Western india is famous for a string of rock cut temples ranging in date from the 2nd century BC to the 12th cen AD.around Mumbai. within a radius of 20 kms lie several caves which include the buddhist rock cut temples of Kanheri and Kondivite and the brahmanical caves of Elephanta, Mandapesvar and Jogeshwari.
The island of elephanta originally known as gharapuri, derives its name from a massive stone elephant now displayed in the victoria gardens at Mumbai. Except for a few Kshatrapa coins of the 4th cen AD found here, nothing is known of the history of elephanta prior to the defeat of mauryan rulers if konkan by the chalukyan emperor Pulakesin 2 of badami in a naval battle of the island in 635 AD.

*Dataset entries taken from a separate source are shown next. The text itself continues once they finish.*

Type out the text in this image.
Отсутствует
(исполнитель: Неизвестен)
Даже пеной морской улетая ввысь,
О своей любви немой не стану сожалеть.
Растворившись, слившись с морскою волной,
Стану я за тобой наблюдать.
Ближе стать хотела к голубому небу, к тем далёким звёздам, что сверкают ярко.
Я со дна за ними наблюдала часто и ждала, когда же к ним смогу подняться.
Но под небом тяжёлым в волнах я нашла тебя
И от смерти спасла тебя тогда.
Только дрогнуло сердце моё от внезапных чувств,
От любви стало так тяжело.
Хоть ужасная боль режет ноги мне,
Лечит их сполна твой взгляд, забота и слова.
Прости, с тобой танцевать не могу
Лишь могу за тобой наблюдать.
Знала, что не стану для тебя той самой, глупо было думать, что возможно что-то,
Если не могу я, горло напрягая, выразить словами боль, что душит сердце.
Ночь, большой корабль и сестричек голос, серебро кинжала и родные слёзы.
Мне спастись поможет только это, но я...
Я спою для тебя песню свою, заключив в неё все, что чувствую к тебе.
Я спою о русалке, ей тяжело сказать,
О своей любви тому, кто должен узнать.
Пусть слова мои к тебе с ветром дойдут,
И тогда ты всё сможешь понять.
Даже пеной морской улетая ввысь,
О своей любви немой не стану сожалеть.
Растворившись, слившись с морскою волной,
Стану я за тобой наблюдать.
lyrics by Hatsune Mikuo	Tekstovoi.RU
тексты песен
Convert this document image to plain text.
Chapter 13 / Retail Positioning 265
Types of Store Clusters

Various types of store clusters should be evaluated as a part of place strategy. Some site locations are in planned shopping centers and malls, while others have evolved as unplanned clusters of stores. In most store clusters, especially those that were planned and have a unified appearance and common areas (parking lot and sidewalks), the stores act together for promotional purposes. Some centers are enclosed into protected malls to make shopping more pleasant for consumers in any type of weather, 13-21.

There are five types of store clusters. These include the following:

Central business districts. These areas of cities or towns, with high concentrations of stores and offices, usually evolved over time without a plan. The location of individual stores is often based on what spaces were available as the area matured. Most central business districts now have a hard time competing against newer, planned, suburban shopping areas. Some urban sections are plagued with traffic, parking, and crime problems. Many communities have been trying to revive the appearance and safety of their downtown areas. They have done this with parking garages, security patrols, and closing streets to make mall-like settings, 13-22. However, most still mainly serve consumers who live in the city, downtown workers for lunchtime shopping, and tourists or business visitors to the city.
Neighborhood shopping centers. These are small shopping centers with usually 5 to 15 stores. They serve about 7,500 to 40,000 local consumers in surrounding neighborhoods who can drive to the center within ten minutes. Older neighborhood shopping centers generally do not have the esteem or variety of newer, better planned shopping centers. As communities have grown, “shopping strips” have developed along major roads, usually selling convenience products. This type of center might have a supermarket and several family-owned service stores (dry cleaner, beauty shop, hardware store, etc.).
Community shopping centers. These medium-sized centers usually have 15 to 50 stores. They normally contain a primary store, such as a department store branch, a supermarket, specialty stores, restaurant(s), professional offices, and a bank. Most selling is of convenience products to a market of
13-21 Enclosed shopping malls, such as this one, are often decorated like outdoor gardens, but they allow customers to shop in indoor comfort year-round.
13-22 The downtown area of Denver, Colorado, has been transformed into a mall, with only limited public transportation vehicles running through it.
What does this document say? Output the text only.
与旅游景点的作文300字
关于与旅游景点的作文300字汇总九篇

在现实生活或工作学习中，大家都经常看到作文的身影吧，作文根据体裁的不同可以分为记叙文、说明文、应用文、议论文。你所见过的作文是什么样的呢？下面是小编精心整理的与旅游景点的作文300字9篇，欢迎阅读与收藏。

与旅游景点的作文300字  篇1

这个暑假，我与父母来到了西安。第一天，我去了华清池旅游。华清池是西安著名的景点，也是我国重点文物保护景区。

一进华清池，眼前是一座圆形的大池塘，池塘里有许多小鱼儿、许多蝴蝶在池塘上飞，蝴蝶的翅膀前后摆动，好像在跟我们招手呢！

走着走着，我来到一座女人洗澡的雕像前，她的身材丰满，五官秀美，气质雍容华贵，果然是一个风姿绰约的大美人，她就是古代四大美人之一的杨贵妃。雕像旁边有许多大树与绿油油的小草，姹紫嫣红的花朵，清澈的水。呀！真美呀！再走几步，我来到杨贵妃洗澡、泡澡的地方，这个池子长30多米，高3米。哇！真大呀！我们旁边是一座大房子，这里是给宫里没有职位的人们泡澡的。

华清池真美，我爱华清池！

there are three caves (rock cut temples) out of which one is dedicated to shiva. others are of no particular interest. the main cave datable to the mid 7th cen AD conprises of a pillared hall in which a small shrine with four entrance doors is flanked by dwarapalas. it is a unique example of gupta and chalukyan art. while the massive but graceful figures of divinities and guardians and certain architectural features such as square pillars with cushion capitals suggest chalukyan influences the depiction of mountains and clouds and the hair styles of the women are reminiscent of gupta art.